In recent weeks I have once again been on the real front lines of the Jewish people — American college campuses. Everywhere I see what only the blind cannot see. The boycott, divestment and sanctions movement is not the only problem, and the new anti-Semitism is not the only threat. The real challenge facing the Jewish state and the Jewish people is the fact that many young Jews are turning their backs on an Israel they perceive as radically nationalist and religiously extreme.

How can you persuade a 19-year-old woman from Berkeley who seeks to change the world that Israel is her second home, when Israel sends a message of the exclusion of women? How can you convince a 20-year-old from Duke University that Israel isn’t Goliath when he sees Jewish zealots on TV every day? I’m trying. I’m doing the best I can. Sometimes I even succeed. But every day, wherever I go, I see the abyss whose edge we are standing on.
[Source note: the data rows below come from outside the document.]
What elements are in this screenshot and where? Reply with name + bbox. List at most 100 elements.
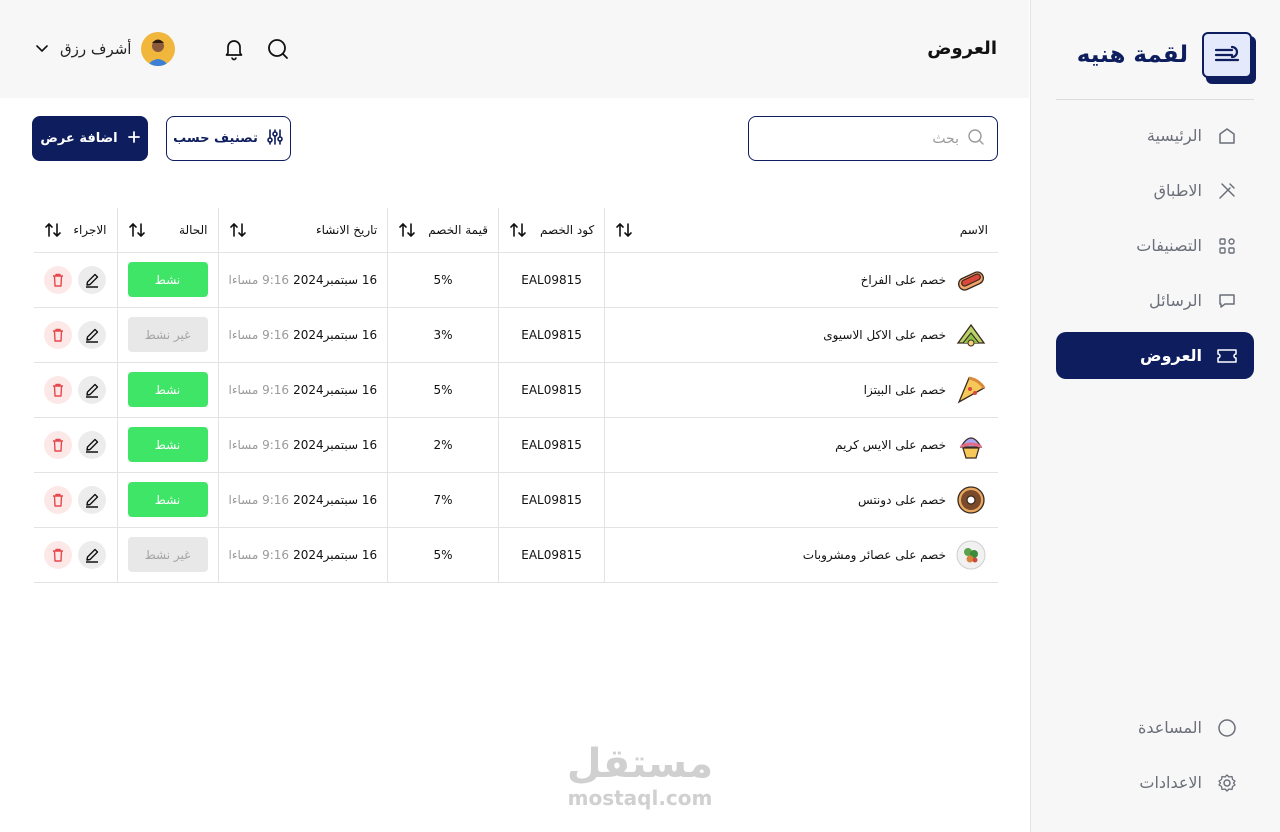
sort-arrows-icon[interactable] — [615, 221, 633, 239]
offer-code: EAL09815 — [498, 362, 606, 418]
offer-date: 16 سبتمبر2024 — [293, 272, 378, 287]
edit-icon[interactable] — [78, 265, 107, 294]
table-row[interactable]: خصم على عصائر ومشروبات EAL09815 5% 16 سب… — [34, 527, 998, 583]
avatar — [141, 32, 176, 66]
donut-icon — [954, 483, 988, 517]
offer-time: 9:16 مساءا — [228, 492, 290, 507]
edit-icon[interactable] — [78, 540, 107, 569]
status-badge[interactable]: غير نشط — [127, 317, 208, 352]
search-icon[interactable] — [265, 36, 291, 62]
offer-discount: 3% — [387, 307, 499, 363]
offer-discount: 5% — [387, 252, 499, 308]
offer-date: 16 سبتمبر2024 — [293, 327, 378, 342]
sidebar-item-messages[interactable]: الرسائل — [1056, 277, 1254, 324]
sort-arrows-icon[interactable] — [44, 221, 62, 239]
sidebar-nav: الرئيسية الاطباق التصنيفات الرسائل العرو… — [1056, 112, 1254, 387]
offer-time: 9:16 مساءا — [228, 547, 290, 562]
add-offer-button[interactable]: اضافة عرض — [32, 116, 148, 161]
sidebar-item-label: العروض — [1140, 346, 1202, 365]
sidebar: لقمة هنيه الرئيسية الاطباق التصنيفات الر… — [1030, 0, 1280, 832]
sidebar-item-help[interactable]: المساعدة — [1056, 704, 1254, 751]
salad-icon — [954, 538, 988, 572]
table-row[interactable]: خصم على الاكل الاسيوى EAL09815 3% 16 سبت… — [34, 307, 998, 363]
offer-name: خصم على دونتس — [858, 492, 946, 507]
watermark-arabic: مستقل — [566, 741, 714, 787]
edit-icon[interactable] — [78, 320, 107, 349]
offer-name: خصم على الاكل الاسيوى — [823, 327, 946, 342]
sidebar-item-label: الرسائل — [1149, 291, 1202, 310]
table-header-row: الاسم كود الخصم قيمة الخصم تاريخ الانشاء… — [34, 208, 998, 253]
offer-discount: 2% — [387, 417, 499, 473]
dumpling-icon — [954, 318, 988, 352]
offer-time: 9:16 مساءا — [228, 327, 290, 342]
offer-discount: 5% — [387, 362, 499, 418]
sidebar-item-offers[interactable]: العروض — [1056, 332, 1254, 379]
sort-arrows-icon[interactable] — [509, 221, 527, 239]
categories-icon — [1216, 235, 1238, 257]
status-badge[interactable]: نشط — [127, 262, 208, 297]
sidebar-item-label: الاطباق — [1153, 181, 1202, 200]
help-icon — [1216, 717, 1238, 739]
bell-icon[interactable] — [221, 36, 247, 62]
watermark: مستقل mostaql.com — [560, 742, 720, 810]
offer-date: 16 سبتمبر2024 — [293, 547, 378, 562]
table-row[interactable]: خصم على الفراخ EAL09815 5% 16 سبتمبر2024… — [34, 252, 998, 308]
sidebar-item-categories[interactable]: التصنيفات — [1056, 222, 1254, 269]
sort-arrows-icon[interactable] — [128, 221, 146, 239]
watermark-latin: mostaql.com — [567, 786, 713, 810]
search-icon — [967, 128, 985, 150]
offer-date: 16 سبتمبر2024 — [293, 382, 378, 397]
trash-icon[interactable] — [44, 485, 73, 514]
top-header: العروض أشرف رزق — [0, 0, 1029, 98]
column-header-code[interactable]: كود الخصم — [498, 208, 606, 253]
edit-icon[interactable] — [78, 485, 107, 514]
sort-arrows-icon[interactable] — [229, 221, 247, 239]
trash-icon[interactable] — [44, 540, 73, 569]
sidebar-bottom: المساعدة الاعدادات — [1056, 704, 1254, 814]
edit-icon[interactable] — [78, 430, 107, 459]
column-header-status[interactable]: الحالة — [117, 208, 219, 253]
column-header-date[interactable]: تاريخ الانشاء — [218, 208, 389, 253]
home-icon — [1216, 125, 1238, 147]
offer-code: EAL09815 — [498, 252, 606, 308]
user-name: أشرف رزق — [60, 40, 132, 58]
sidebar-item-dishes[interactable]: الاطباق — [1056, 167, 1254, 214]
brand-name: لقمة هنيه — [1076, 42, 1188, 68]
column-header-name[interactable]: الاسم — [604, 208, 998, 253]
trash-icon[interactable] — [44, 265, 73, 294]
trash-icon[interactable] — [44, 375, 73, 404]
search-input[interactable] — [769, 130, 959, 147]
trash-icon[interactable] — [44, 320, 73, 349]
column-header-discount[interactable]: قيمة الخصم — [387, 208, 499, 253]
brand[interactable]: لقمة هنيه — [1056, 32, 1256, 100]
offer-name: خصم على عصائر ومشروبات — [802, 547, 946, 562]
edit-icon[interactable] — [78, 375, 107, 404]
offer-time: 9:16 مساءا — [228, 382, 290, 397]
sidebar-item-label: الرئيسية — [1146, 126, 1202, 145]
hotdog-icon — [954, 263, 988, 297]
status-badge[interactable]: غير نشط — [127, 537, 208, 572]
chevron-down-icon[interactable] — [34, 41, 50, 57]
offer-name: خصم على الايس كريم — [835, 437, 946, 452]
table-row[interactable]: خصم على دونتس EAL09815 7% 16 سبتمبر2024 9… — [34, 472, 998, 528]
offer-code: EAL09815 — [498, 417, 606, 473]
sort-arrows-icon[interactable] — [398, 221, 416, 239]
sidebar-item-label: التصنيفات — [1136, 236, 1202, 255]
status-badge[interactable]: نشط — [127, 427, 208, 462]
pizza-icon — [954, 373, 988, 407]
offer-date: 16 سبتمبر2024 — [293, 437, 378, 452]
trash-icon[interactable] — [44, 430, 73, 459]
sidebar-item-settings[interactable]: الاعدادات — [1056, 759, 1254, 806]
offer-name: خصم على البيتزا — [863, 382, 946, 397]
status-badge[interactable]: نشط — [127, 482, 208, 517]
search-box[interactable] — [748, 116, 998, 161]
table-row[interactable]: خصم على البيتزا EAL09815 5% 16 سبتمبر202… — [34, 362, 998, 418]
table-row[interactable]: خصم على الايس كريم EAL09815 2% 16 سبتمبر… — [34, 417, 998, 473]
status-badge[interactable]: نشط — [127, 372, 208, 407]
column-header-actions[interactable]: الاجراء — [34, 208, 118, 253]
user-menu[interactable]: أشرف رزق — [34, 32, 176, 66]
offer-time: 9:16 مساءا — [228, 272, 290, 287]
sidebar-item-home[interactable]: الرئيسية — [1056, 112, 1254, 159]
sort-button[interactable]: تصنيف حسب — [166, 116, 291, 161]
page-title: العروض — [927, 38, 997, 59]
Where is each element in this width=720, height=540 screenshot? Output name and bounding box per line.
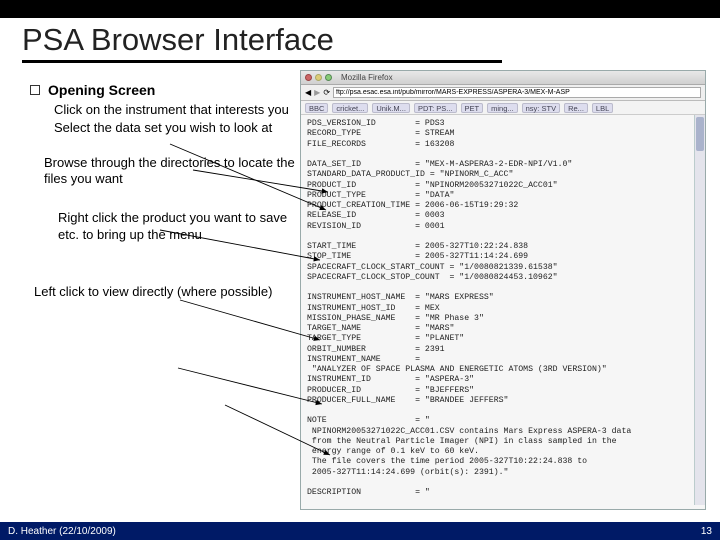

This combined assault by the Israeli right on the Jewish people has clear ramifications. While the ostensibly nationalist actions of the ultra-nationalists endanger the nation, the ostensibly Jewish actions of the ultra-Jews endanger Judaism.

When the right entrusts the state to two extremist minorities, whose worldview contradict the worldview of the majority of Jews in Israel and abroad, it undermines Zionism. The Israeli right rejects the alternative of a liberal, peace-seeking Jewish nationalism. It is now the right that is laying siege to the Jewish future.